On paper it looks so simple. “You shall love the Lord your God with all your heart and with all your soul and with all your mind. This is the great and first commandment. And a second is like it: You shall love your neighbor as yourself” (Matthew 22:37-39). And “As you wish that others would do to you, do so to them” (Luke 6:31). Should be easy, right?
It’s not like we have been burdened with the entire law under the old covenant, we’ve got it easy! There are no sacrifices, no ceremonial washing, no uncleanness for seven days. We even get BACON!!!
We’ve mastered the talk, so why is it so difficult to walk the walk? The heathen are right. The Church is overflowing with hypocrites! And I can say with Paul that “I am the foremost” among sinners (1 Timothy 1:15).
I’ve never shied away from airing my dirty laundry on this blog. I find it cathartic to expose my sins to the light of day. “For nothing is hidden that will not be made manifest, nor is anything secret that will not be known and come to light” (Luke 8:17). As I once told my son, I have made a lot of mistakes in life, and I am willing to share them all if he would learn from them. The same goes for you. I’m not so naive as to think that I am alone in my failures, but perhaps by discussing them you will also confront them in your own life.

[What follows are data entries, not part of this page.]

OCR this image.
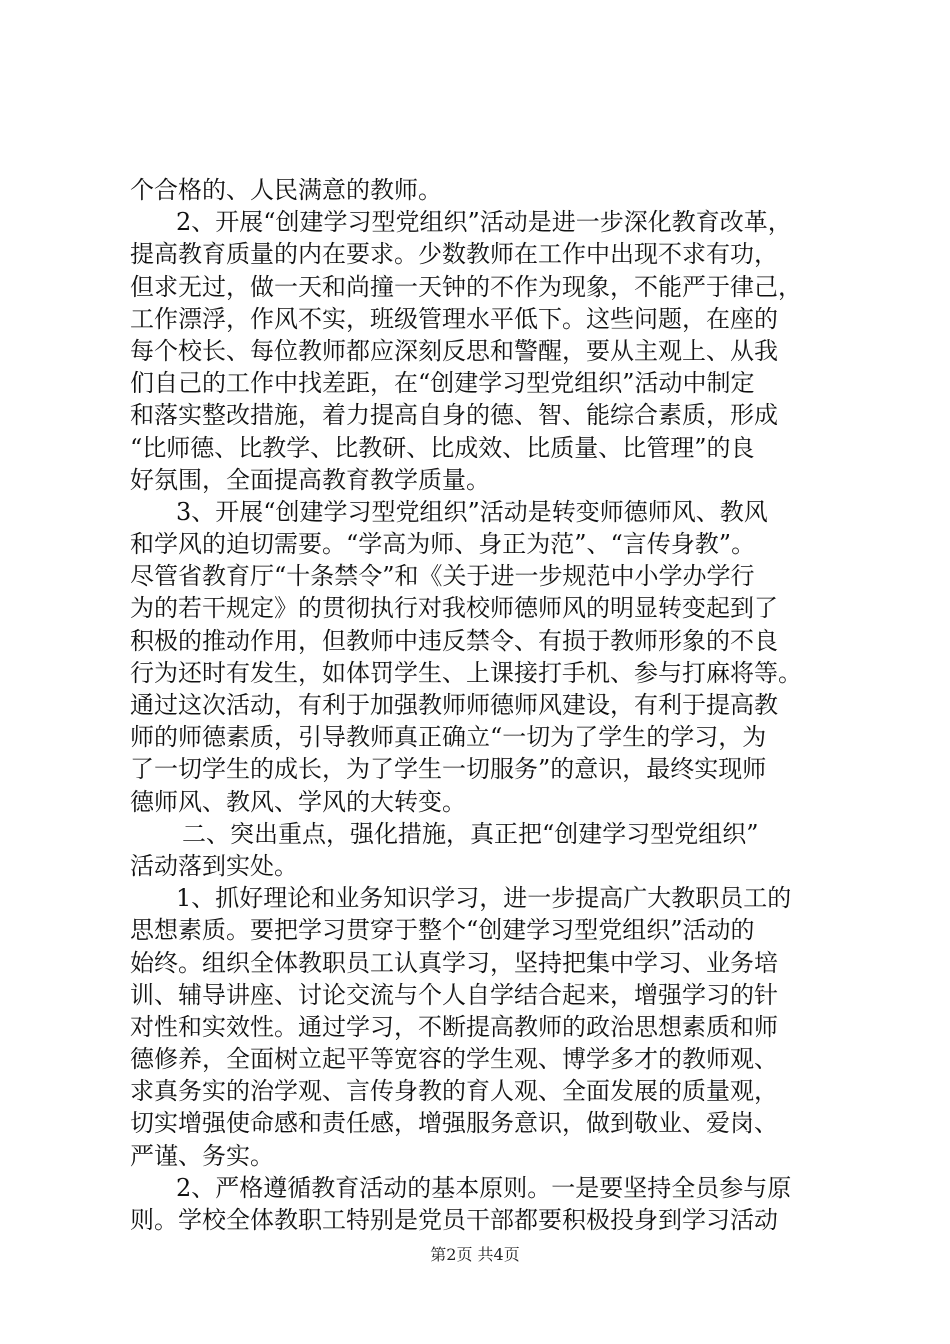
个合格的、人民满意的教师。
2、开展“创建学习型党组织”活动是进一步深化教育改革，
提高教育质量的内在要求。少数教师在工作中出现不求有功，
但求无过，做一天和尚撞一天钟的不作为现象，不能严于律己，
工作漂浮，作风不实，班级管理水平低下。这些问题，在座的
每个校长、每位教师都应深刻反思和警醒，要从主观上、从我
们自己的工作中找差距，在“创建学习型党组织”活动中制定
和落实整改措施，着力提高自身的德、智、能综合素质，形成
“比师德、比教学、比教研、比成效、比质量、比管理”的良
好氛围，全面提高教育教学质量。
3、开展“创建学习型党组织”活动是转变师德师风、教风
和学风的迫切需要。“学高为师、身正为范”、“言传身教”。
尽管省教育厅“十条禁令”和《关于进一步规范中小学办学行
为的若干规定》的贯彻执行对我校师德师风的明显转变起到了
积极的推动作用，但教师中违反禁令、有损于教师形象的不良
行为还时有发生，如体罚学生、上课接打手机、参与打麻将等。
通过这次活动，有利于加强教师师德师风建设，有利于提高教
师的师德素质，引导教师真正确立“一切为了学生的学习，为
了一切学生的成长，为了学生一切服务”的意识，最终实现师
德师风、教风、学风的大转变。
二、突出重点，强化措施，真正把“创建学习型党组织”
活动落到实处。
1、抓好理论和业务知识学习，进一步提高广大教职员工的
思想素质。要把学习贯穿于整个“创建学习型党组织”活动的
始终。组织全体教职员工认真学习，坚持把集中学习、业务培
训、辅导讲座、讨论交流与个人自学结合起来，增强学习的针
对性和实效性。通过学习，不断提高教师的政治思想素质和师
德修养，全面树立起平等宽容的学生观、博学多才的教师观、
求真务实的治学观、言传身教的育人观、全面发展的质量观，
切实增强使命感和责任感，增强服务意识，做到敬业、爱岗、
严谨、务实。
2、严格遵循教育活动的基本原则。一是要坚持全员参与原
则。学校全体教职工特别是党员干部都要积极投身到学习活动
第2页 共4页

Last night, while driving some old country back roads in search of a good location to photograph an imminent beautiful sunset, I misjudged the snow-covered shoulder. Quickly I found my truck buried in a deep, snow-filled ditch with two wheels on the road and leaning at a 45° angle to it. I was desperately close to rolling the truck. Impressively, I didn’t lose my composure. A nearby beef farmer provided me with relief, using his large tractor to pull me backwards out of the ditch. I can’t begin to tell you how grateful I was. I thanked him profusely, especially when he wouldn’t take any money for his service. Then I thanked the Lord the whole way home.
That’s not the hypocritical part!
This morning on my way to work, still marveling at God’s grace and mercy, I refused to allow a car in the wrong lane to merge in front of me. At that moment I reasoned that, as a regular commuter on this road, he knew that he was in the wrong lane. He chose, just as I had done a few times in the past, to take a chance in the wrong lane hoping he could pass the cars he would have been behind had he queued in the correct lane.
Of course there is no justification for sin. I knew immediately that what I had done was wrong. I had not loved my neighbor nor treated him as I would like to be treated. At one moment I’m marveling at God’s mercy in freeing me from that ditch, and the next I’m refusing to show mercy to someone else who was stuck. HYPOCRITE!!!
But before we are too hard on ourselves, we are in pretty good company.
Abraham…hypocrite. Instead of exercising his trust in God he chose to tell Pharaoh that his wife was his sister because he feared he would kill him to take her (Genesis 12:10-20). And he didn’t learn his lesson, so he did it again with King Abimelech (Genesis 20:1-18)! To make matters even worse, he didn’t think it important to tell his sons. Isaac pulled a trick out of dad’s playbook calling his wife Rebekah his sister to the same King Abimelech (Genesis 26:1-16)!
And we can’t forget Peter. He swore that he was willing to die for Jesus, that he would never deny Him (Matthew 26:35). Yet that very night he denied Him three times, swearing that he did not know Jesus. He also was called out by Paul, “But when Cephas came to Antioch, I opposed him to his face, because he stood condemned” (Galatians 2:11). Peter ate with the Gentile believers until other Jews came, at which point he only ate with the Jews. He feared the Jewish believers who held that the Gentile believers should be circumcised. And his hypocrisy influenced others to do the same.
Paul was a hypocrite too. As I’ve touched on before in this blog, he wrote, “I know that nothing good dwells in me, that is, in my flesh. For I have the desire to do what is right, but not the ability to carry it out (Romans 7:18).
The point is that we all act with inconsistency as regards our faith confession and our walk. This is not an excuse. Ever. Sin is sin, and we need to repent of it. Unfortunately that doesn’t make it any easier to live our lives in perfect conformity to our faith.
I’m not excusing my sin. I am exposing it. But once I have repented of my sin, I will not allow it to pull me down. And neither should you. What God has forgiven has been forgotten. When you fall, pick yourself up; brush yourself off; and follow Jesus. Amen.
Unless otherwise noted, all scriptures are from the ESV.